Я невольно присвистнула, только теперь понимая, почему глаза двадцатидвухлетнего парня показались мне настолько мудрыми и взрослыми. Да просто потому, что сам парень был в несколько тысяч раз старше, — Мы с ним знакомы с детства. Он был самым лучшим моим другом, почти напарником. Пока в 1937 году мы не познакомились с одной девушкой и оба не распознали в ней талант поэтессы. И я опять наступаю на одни и те же грабли…
Егор задумчиво уставился на меня, брови его беспокойно сошлись не переносице, но через несколько секунд он продолжил:
— Мы имели глупость явиться к ней в своем человеческом обличии. Несколько месяцев мы тесно общались, сдружились, у нас появились общие знакомые и интересы.
— Она знала, что вы не люди? — последнее слово далось с трудом. Сейчас Егор ничем не отличался от остальных моих приятелей.
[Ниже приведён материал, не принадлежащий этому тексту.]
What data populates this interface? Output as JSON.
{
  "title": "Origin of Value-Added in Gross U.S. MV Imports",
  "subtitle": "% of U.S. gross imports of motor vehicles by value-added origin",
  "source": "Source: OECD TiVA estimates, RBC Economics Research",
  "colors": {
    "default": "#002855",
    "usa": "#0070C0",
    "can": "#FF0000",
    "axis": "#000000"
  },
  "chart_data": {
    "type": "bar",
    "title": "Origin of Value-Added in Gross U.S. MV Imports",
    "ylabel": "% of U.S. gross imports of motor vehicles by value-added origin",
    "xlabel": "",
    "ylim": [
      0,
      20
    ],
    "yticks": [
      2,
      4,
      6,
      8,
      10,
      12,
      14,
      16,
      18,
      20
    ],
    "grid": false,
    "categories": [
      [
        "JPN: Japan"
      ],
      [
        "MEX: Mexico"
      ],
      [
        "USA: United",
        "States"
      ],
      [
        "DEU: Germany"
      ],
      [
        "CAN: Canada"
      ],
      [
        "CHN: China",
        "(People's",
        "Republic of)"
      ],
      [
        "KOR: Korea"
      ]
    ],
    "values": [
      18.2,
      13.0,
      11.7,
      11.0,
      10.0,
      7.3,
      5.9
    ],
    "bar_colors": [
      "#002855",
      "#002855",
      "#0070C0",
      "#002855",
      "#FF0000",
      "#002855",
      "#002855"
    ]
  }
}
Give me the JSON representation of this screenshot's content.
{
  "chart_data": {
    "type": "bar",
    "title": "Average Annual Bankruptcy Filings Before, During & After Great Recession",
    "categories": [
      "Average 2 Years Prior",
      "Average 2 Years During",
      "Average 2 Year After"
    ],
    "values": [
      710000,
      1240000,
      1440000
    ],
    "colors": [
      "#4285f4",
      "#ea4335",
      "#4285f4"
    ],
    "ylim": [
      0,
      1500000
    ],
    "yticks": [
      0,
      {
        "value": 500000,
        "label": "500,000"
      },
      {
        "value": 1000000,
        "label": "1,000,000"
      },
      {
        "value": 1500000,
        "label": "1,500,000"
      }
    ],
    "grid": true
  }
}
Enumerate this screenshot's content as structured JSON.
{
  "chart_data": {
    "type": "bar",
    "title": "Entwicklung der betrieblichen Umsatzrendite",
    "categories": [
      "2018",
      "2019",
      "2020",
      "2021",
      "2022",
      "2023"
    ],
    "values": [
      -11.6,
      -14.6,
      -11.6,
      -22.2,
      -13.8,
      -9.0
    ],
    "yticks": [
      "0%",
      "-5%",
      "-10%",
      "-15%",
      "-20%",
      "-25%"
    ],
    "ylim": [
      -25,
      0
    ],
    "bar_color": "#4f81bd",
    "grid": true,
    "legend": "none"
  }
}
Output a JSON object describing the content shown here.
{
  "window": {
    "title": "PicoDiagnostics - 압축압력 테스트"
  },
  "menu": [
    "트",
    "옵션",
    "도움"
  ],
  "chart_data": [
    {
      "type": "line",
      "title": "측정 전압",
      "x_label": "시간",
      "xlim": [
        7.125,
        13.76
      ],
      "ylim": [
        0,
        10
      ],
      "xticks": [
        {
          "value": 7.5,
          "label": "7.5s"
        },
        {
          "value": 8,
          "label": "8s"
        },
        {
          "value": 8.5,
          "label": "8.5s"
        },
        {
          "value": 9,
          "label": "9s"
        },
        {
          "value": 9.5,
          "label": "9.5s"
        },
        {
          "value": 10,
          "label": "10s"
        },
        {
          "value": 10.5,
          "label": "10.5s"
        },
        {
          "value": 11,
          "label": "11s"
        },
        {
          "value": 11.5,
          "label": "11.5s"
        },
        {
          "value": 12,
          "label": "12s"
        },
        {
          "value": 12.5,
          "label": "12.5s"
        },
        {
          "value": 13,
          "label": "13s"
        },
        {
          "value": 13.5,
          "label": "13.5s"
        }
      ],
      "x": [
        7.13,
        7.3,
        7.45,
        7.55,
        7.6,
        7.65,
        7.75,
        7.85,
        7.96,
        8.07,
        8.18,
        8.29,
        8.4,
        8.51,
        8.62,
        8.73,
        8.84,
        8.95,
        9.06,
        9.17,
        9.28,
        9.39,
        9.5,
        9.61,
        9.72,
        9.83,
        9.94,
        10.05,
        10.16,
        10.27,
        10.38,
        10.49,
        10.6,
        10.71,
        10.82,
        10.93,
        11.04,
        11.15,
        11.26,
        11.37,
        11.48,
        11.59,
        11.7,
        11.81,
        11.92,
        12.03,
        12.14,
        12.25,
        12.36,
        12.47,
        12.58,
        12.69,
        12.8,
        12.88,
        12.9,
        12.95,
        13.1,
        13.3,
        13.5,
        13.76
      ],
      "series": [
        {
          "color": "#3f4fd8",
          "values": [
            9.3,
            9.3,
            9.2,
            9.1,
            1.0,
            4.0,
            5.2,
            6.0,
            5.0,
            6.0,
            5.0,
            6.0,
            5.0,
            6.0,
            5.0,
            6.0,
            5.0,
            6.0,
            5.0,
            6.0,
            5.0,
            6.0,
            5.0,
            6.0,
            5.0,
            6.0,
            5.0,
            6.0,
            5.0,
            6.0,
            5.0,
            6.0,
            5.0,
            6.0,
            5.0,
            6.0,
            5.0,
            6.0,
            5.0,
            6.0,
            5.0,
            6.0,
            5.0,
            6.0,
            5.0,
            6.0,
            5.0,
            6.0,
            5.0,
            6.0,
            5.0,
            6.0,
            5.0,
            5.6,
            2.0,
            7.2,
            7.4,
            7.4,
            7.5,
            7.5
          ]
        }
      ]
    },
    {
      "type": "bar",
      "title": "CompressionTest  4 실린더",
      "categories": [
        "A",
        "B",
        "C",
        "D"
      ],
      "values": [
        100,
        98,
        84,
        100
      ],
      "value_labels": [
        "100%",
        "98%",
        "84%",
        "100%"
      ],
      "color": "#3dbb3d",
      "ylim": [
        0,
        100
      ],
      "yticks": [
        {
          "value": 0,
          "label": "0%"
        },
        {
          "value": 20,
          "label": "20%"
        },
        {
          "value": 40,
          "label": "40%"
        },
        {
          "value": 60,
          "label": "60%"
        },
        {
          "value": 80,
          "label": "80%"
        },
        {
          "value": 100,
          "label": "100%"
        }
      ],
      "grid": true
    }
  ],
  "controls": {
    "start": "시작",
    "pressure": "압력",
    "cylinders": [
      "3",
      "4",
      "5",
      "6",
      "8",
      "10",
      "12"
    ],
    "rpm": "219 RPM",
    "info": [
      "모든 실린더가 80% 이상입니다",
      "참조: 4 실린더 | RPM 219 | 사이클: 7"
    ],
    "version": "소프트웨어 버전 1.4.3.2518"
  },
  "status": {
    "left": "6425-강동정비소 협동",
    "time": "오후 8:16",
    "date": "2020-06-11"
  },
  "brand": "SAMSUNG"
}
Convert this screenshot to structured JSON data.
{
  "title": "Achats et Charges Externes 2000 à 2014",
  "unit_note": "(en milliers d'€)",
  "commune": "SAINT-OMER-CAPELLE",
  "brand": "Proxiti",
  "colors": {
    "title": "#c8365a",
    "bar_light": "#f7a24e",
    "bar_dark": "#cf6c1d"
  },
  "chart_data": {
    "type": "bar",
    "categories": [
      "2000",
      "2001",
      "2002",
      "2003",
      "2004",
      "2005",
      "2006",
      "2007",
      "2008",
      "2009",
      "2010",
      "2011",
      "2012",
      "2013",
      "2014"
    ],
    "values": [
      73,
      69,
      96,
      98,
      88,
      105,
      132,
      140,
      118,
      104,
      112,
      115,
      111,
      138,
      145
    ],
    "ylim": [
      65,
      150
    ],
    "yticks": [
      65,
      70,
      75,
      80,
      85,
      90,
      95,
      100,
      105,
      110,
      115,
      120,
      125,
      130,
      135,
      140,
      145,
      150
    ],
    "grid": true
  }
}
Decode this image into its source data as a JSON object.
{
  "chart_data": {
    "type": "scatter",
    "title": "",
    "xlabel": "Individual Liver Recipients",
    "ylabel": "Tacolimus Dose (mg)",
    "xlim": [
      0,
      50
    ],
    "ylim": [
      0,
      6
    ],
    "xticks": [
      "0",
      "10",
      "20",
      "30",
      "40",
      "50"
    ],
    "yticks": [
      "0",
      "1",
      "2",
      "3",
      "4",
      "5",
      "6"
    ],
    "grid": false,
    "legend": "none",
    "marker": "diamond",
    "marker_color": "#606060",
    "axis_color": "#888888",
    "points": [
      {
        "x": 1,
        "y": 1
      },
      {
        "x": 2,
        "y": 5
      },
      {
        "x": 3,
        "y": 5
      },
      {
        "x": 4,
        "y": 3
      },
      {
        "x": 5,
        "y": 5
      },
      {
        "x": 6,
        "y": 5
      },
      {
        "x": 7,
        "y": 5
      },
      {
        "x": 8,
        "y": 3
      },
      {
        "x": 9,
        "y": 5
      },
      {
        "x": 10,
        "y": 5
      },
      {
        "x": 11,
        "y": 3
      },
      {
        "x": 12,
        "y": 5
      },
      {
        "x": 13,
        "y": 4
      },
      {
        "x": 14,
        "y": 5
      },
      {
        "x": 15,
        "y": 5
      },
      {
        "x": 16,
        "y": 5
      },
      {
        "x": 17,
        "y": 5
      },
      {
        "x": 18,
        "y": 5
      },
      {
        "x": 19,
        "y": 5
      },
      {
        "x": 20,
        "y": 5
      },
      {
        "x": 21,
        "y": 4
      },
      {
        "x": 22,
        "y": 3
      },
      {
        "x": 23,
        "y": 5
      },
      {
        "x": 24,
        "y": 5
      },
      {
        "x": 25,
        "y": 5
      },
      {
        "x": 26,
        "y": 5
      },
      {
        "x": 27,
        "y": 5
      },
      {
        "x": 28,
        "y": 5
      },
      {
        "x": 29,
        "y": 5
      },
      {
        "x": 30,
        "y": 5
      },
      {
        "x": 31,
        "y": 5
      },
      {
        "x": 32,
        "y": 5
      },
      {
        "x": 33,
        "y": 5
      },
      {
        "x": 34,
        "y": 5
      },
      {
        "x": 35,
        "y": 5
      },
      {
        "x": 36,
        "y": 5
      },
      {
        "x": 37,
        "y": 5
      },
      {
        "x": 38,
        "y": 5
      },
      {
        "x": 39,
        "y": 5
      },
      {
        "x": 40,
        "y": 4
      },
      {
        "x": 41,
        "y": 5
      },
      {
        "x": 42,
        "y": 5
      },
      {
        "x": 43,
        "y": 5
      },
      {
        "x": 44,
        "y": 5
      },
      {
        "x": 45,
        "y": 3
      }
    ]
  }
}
— Узнала потом, когда стало поздно.
— Поздно?
— К тому времени мы уже не просто стали друг для друга приятелями. Говорят, что высшие существа, такие как музы, феи, боги — не способны переживать человеческие страсти. Если тебе кто-нибудь об этом скажет, знай, что это полная чушь. Ты даже не представляешь, как мне было тяжело, когда она сказала, что любит меня.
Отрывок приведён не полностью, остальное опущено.